The LA Times reports that short-haul air travel is declining substantially:
In fact, the number of travelers on many short-haul routes has dropped significantly in the past two decades. Passengers have been chased away by a combination of factors — higher fares, more airport hassles, repeated recessions, new technology for video meetings — even as the number of travelers boarding U.S. airlines has climbed.

According to U.S. Bureau of Transportation Statistics data, it's a phenomenon that has hit many routes and most airlines. Consider these numbers:

• In 1990, people flying on short-haul routes, 400 miles or less, made up nearly 34% of domestic passengers on U.S. airlines. In 2009, the last year for which full numbers are available, the percentage had dropped to 26.6%.

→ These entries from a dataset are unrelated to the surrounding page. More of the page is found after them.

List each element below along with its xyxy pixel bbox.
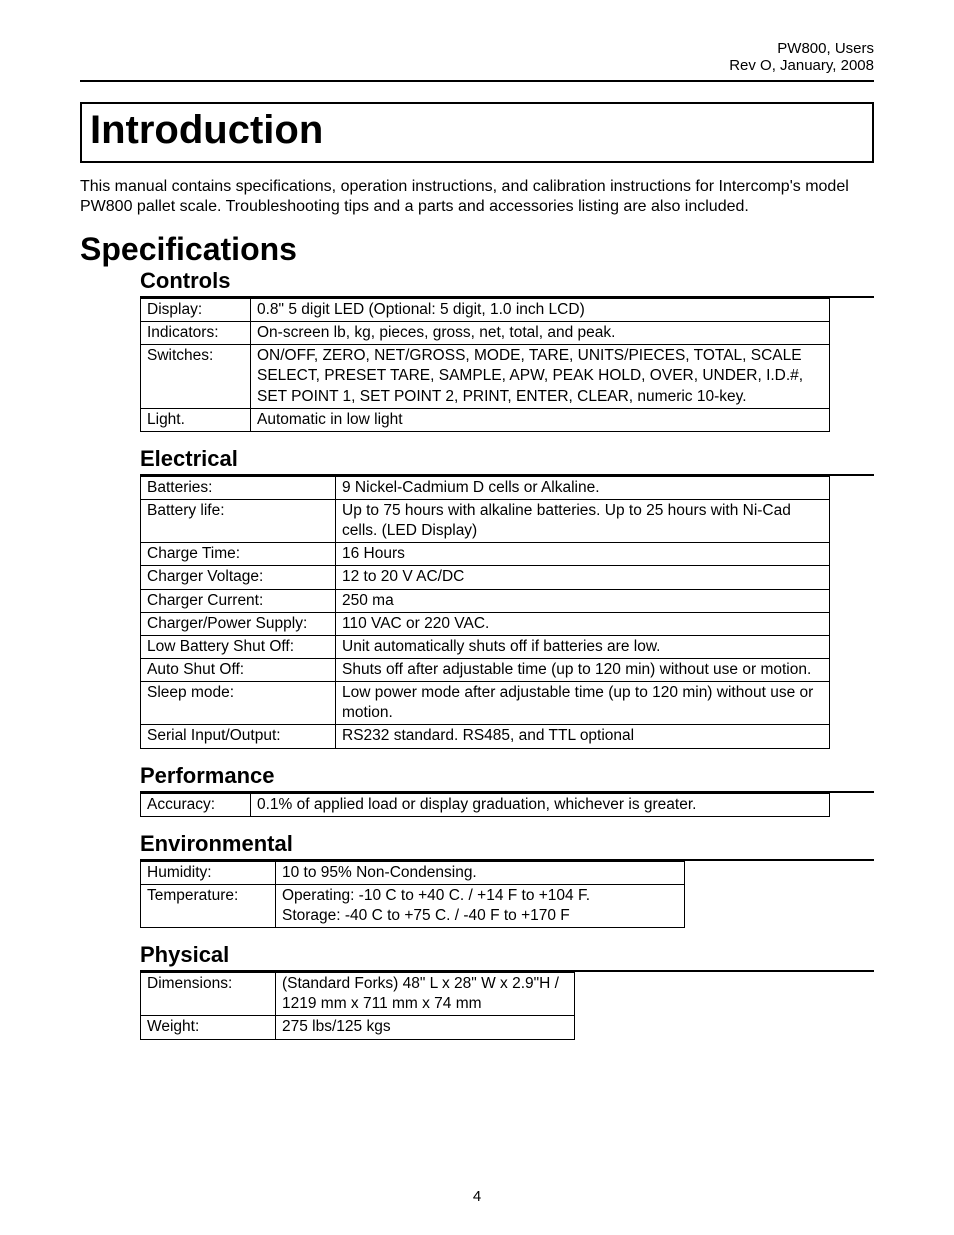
table-row: Serial Input/Output:RS232 standard. RS48… bbox=[141, 725, 830, 748]
performance-table: Accuracy: 0.1% of applied load or displa… bbox=[140, 793, 830, 817]
intro-paragraph: This manual contains specifications, ope… bbox=[80, 177, 874, 217]
table-cell: Weight: bbox=[141, 1016, 276, 1039]
environmental-table: Humidity:10 to 95% Non-Condensing.Temper… bbox=[140, 861, 685, 928]
table-row: Display:0.8" 5 digit LED (Optional: 5 di… bbox=[141, 299, 830, 322]
electrical-table: Batteries:9 Nickel-Cadmium D cells or Al… bbox=[140, 476, 830, 749]
physical-table: Dimensions:(Standard Forks) 48" L x 28" … bbox=[140, 972, 575, 1039]
physical-title: Physical bbox=[140, 942, 874, 972]
table-cell: Charger Current: bbox=[141, 589, 336, 612]
controls-title: Controls bbox=[140, 268, 874, 298]
table-row: Weight:275 lbs/125 kgs bbox=[141, 1016, 575, 1039]
header: PW800, Users Rev O, January, 2008 bbox=[80, 40, 874, 74]
table-cell: ON/OFF, ZERO, NET/GROSS, MODE, TARE, UNI… bbox=[251, 345, 830, 408]
table-row: Charge Time:16 Hours bbox=[141, 543, 830, 566]
title-box: Introduction bbox=[80, 102, 874, 163]
table-cell: Light. bbox=[141, 408, 251, 431]
table-row: Temperature:Operating: -10 C to +40 C. /… bbox=[141, 884, 685, 927]
section-environmental: Environmental Humidity:10 to 95% Non-Con… bbox=[80, 831, 874, 928]
table-row: Charger/Power Supply:110 VAC or 220 VAC. bbox=[141, 612, 830, 635]
table-cell: Charger Voltage: bbox=[141, 566, 336, 589]
electrical-title: Electrical bbox=[140, 446, 874, 476]
table-row: Light.Automatic in low light bbox=[141, 408, 830, 431]
header-line1: PW800, Users bbox=[80, 40, 874, 57]
header-rule bbox=[80, 80, 874, 82]
table-cell: Dimensions: bbox=[141, 973, 276, 1016]
table-row: Dimensions:(Standard Forks) 48" L x 28" … bbox=[141, 973, 575, 1016]
table-row: Charger Current:250 ma bbox=[141, 589, 830, 612]
table-row: Battery life:Up to 75 hours with alkalin… bbox=[141, 499, 830, 542]
table-row: Auto Shut Off:Shuts off after adjustable… bbox=[141, 658, 830, 681]
table-cell: 0.1% of applied load or display graduati… bbox=[251, 793, 830, 816]
section-electrical: Electrical Batteries:9 Nickel-Cadmium D … bbox=[80, 446, 874, 749]
table-cell: Low power mode after adjustable time (up… bbox=[336, 682, 830, 725]
specifications-heading: Specifications bbox=[80, 231, 874, 268]
table-cell: Up to 75 hours with alkaline batteries. … bbox=[336, 499, 830, 542]
section-controls: Controls Display:0.8" 5 digit LED (Optio… bbox=[80, 268, 874, 432]
table-cell: 275 lbs/125 kgs bbox=[276, 1016, 575, 1039]
header-line2: Rev O, January, 2008 bbox=[80, 57, 874, 74]
table-cell: Battery life: bbox=[141, 499, 336, 542]
page-number: 4 bbox=[0, 1188, 954, 1205]
table-cell: Switches: bbox=[141, 345, 251, 408]
table-row: Indicators:On-screen lb, kg, pieces, gro… bbox=[141, 322, 830, 345]
table-cell: Display: bbox=[141, 299, 251, 322]
table-row: Batteries:9 Nickel-Cadmium D cells or Al… bbox=[141, 476, 830, 499]
table-cell: Temperature: bbox=[141, 884, 276, 927]
page-title: Introduction bbox=[90, 108, 864, 153]
controls-table: Display:0.8" 5 digit LED (Optional: 5 di… bbox=[140, 298, 830, 432]
table-cell: Charge Time: bbox=[141, 543, 336, 566]
table-cell: Shuts off after adjustable time (up to 1… bbox=[336, 658, 830, 681]
table-cell: Sleep mode: bbox=[141, 682, 336, 725]
section-physical: Physical Dimensions:(Standard Forks) 48"… bbox=[80, 942, 874, 1039]
table-row: Low Battery Shut Off:Unit automatically … bbox=[141, 635, 830, 658]
table-row: Humidity:10 to 95% Non-Condensing. bbox=[141, 861, 685, 884]
table-cell: Low Battery Shut Off: bbox=[141, 635, 336, 658]
table-cell: 10 to 95% Non-Condensing. bbox=[276, 861, 685, 884]
table-cell: 12 to 20 V AC/DC bbox=[336, 566, 830, 589]
section-performance: Performance Accuracy: 0.1% of applied lo… bbox=[80, 763, 874, 817]
table-cell: 250 ma bbox=[336, 589, 830, 612]
table-cell: 16 Hours bbox=[336, 543, 830, 566]
performance-title: Performance bbox=[140, 763, 874, 793]
table-cell: Batteries: bbox=[141, 476, 336, 499]
table-cell: 110 VAC or 220 VAC. bbox=[336, 612, 830, 635]
table-cell: 0.8" 5 digit LED (Optional: 5 digit, 1.0… bbox=[251, 299, 830, 322]
table-cell: Serial Input/Output: bbox=[141, 725, 336, 748]
table-cell: Operating: -10 C to +40 C. / +14 F to +1… bbox=[276, 884, 685, 927]
table-row: Accuracy: 0.1% of applied load or displa… bbox=[141, 793, 830, 816]
table-cell: RS232 standard. RS485, and TTL optional bbox=[336, 725, 830, 748]
table-cell: Unit automatically shuts off if batterie… bbox=[336, 635, 830, 658]
table-cell: Auto Shut Off: bbox=[141, 658, 336, 681]
table-row: Switches:ON/OFF, ZERO, NET/GROSS, MODE, … bbox=[141, 345, 830, 408]
table-cell: Accuracy: bbox=[141, 793, 251, 816]
table-row: Sleep mode:Low power mode after adjustab… bbox=[141, 682, 830, 725]
table-row: Charger Voltage:12 to 20 V AC/DC bbox=[141, 566, 830, 589]
table-cell: Indicators: bbox=[141, 322, 251, 345]
table-cell: Charger/Power Supply: bbox=[141, 612, 336, 635]
table-cell: On-screen lb, kg, pieces, gross, net, to… bbox=[251, 322, 830, 345]
table-cell: 9 Nickel-Cadmium D cells or Alkaline. bbox=[336, 476, 830, 499]
table-cell: (Standard Forks) 48" L x 28" W x 2.9"H /… bbox=[276, 973, 575, 1016]
environmental-title: Environmental bbox=[140, 831, 874, 861]
table-cell: Humidity: bbox=[141, 861, 276, 884]
table-cell: Automatic in low light bbox=[251, 408, 830, 431]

Southwest saw the share of its annual passenger load who take short-haul flights decline from nearly 59% in 1990 to just under 35% by 2009.

The average Southwest passenger in 1990 traveled 502 miles each way. In 2009, that average trip lengthened to 863 miles, a 72% increase.

Aviation consultant Michael Boyd, who advises airports on how to attract new service, said the trend was a national one.

"Air transportation does not work for many short-haul markets as well as it did for 20 or 30 years, for a couple of reasons," Boyd said.


What happened to these trips? Are they being forgone, or substituted with teleconferencing, rail or driving? These are stark numbers:
But Southwest Chief Executive Gary Kelly said it was much more than that, as Southwest is just one player in a national story. And the national story is that many short-haul routes are handling fewer passengers today than 10 or 20 years ago.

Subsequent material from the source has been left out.